Nathan's urge for those women passed without his ever having sampled. He did soon taste the smoke at a party on Rivington Street where they played Motown music—"Sugar Pie, Honeybun," over and over again. The other thing Nathan remembered about that party was that it was the first time he ever heard the term "East Village." Nathan had grown up in a neighborhood called "the Lower East Side." His mother, Ruth, had grown up there when it was just the East Side. Manhattan was getting more and more labels. At this party, as time stood still from his first inhalation of marijuana, he heard someone say, "You know, they are going to start calling this neighborhood 'the East Village.' " The term took hold as predicted, except that it never did include Rivington Street.

For some years after that, Nathan bought his smoke on this block of Tenth Street. A fast $5 bill for a "nickel bag." Mordy was still buying nickel bags. A nickel bag wasn't as big as it used to be. But it didn't need to be. The bags got smaller and smaller, but the smoke got stronger and stronger, and after so many years of smoking, it seemed to take Mordy only an occasional puff or two to maintain himself in a distant and timeless state.

In the 1960s, Nathan, Mordy, and everyone they knew bought smoke on the block. People liked marijuana because time stumbles by goofily—a minute, an hour, an evening—and they all stood on the street letting time escape them. Nathan started wondering what was happening to that time. In fact, he was worrying more and more about time. So he stopped. And now he didn't smile at the pushers. Everyone agreed that if you didn't smoke in the sixties something was wrong with you, but if you still did in the eighties you were just as wrong. The window for drug correctness was small and narrow.

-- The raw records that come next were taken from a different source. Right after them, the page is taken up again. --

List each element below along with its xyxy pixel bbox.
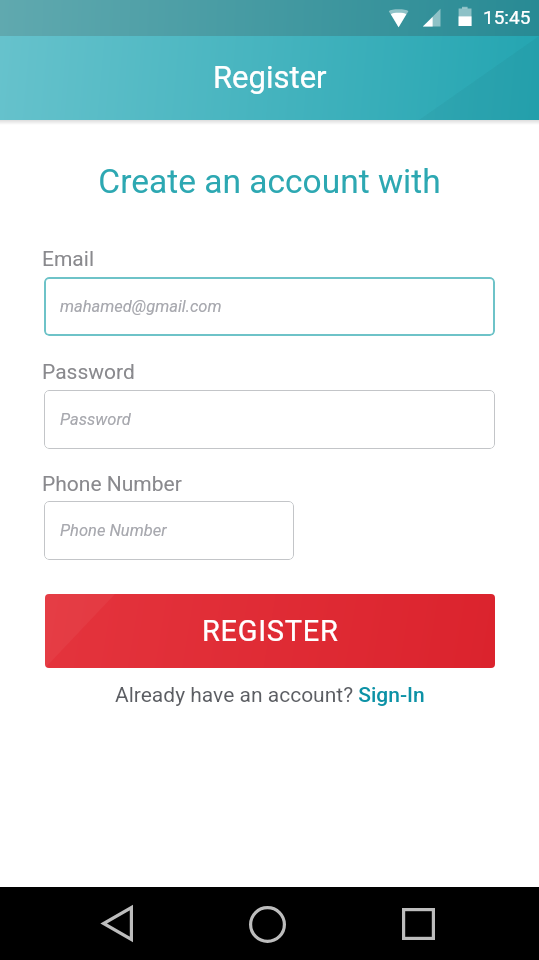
button[interactable]: REGISTER: [45, 594, 495, 668]
button[interactable]: Already have an account? Sign-In: [115, 683, 425, 708]
staticText: Password: [42, 360, 135, 385]
staticText: Phone Number: [60, 521, 167, 540]
button[interactable]: mahamed@gmail.com: [44, 277, 495, 336]
button[interactable]: Password: [44, 390, 495, 449]
staticText: Phone Number: [42, 472, 182, 497]
button[interactable]: Recents: [390, 896, 446, 952]
staticText: mahamed@gmail.com: [60, 297, 222, 316]
button[interactable]: Phone Number: [44, 501, 294, 560]
staticText: Email: [42, 247, 94, 272]
button[interactable]: Back: [89, 895, 145, 951]
button[interactable]: Home: [239, 896, 295, 952]
staticText: Password: [60, 410, 131, 429]
staticText: 15:45: [483, 6, 531, 28]
staticText: Register: [213, 59, 327, 95]
staticText: Create an account with: [0, 162, 539, 201]
staticText: REGISTER: [202, 614, 339, 648]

The street pushers also changed. The Puerto Ricans from the other side of First Avenue moved in. Now Dominicans were starting to push out the Puerto Ricans. The Dominicans, not welcomed by the Puerto Ricans, had built their own neighborhood, turning dying Rivington Street into a boulevard of restaurants and grocery stores. The Puerto Ricans complained that these stores kept the entire neighborhood up all night with loud merengue music and that they were all selling crack down there, the new drug that seemed to make people crazy. Some Dominicans may have been selling crack, but there were also a lot selling bananas, cane juice, and coconut ices. The logic-defying Puerto Rican response was that Dominicans wore no socks. Dominicans, they insisted, were uncivilized because they ate bananas and wore no socks.

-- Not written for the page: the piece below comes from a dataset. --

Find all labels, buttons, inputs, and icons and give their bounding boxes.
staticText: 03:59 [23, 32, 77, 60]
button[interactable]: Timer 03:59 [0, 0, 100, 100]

Crack was showing up near the East River where the Puerto Ricans lived in tall building projects and also in the old tenements where the Jews had left mezuzahs behind. All over the neighborhood, tiny vials with bright plastic covers turned up wedged in the pavement cracks the way until a few years before, syringes and needles used to be found. Neighborhood people, and the police as well, preferred heroin addicts dozing off in St. Mark's or Tompkins Square to wild-eyed, crazed crack-heads. If the drug pushers had kept anesthetizing everyone with marijuana and heroin, their trade might have lasted in the neighborhood indefinitely. But crack was causing trouble. Where these tiny colored caps were found, there were crazy people, robberies, muggings, break-ins.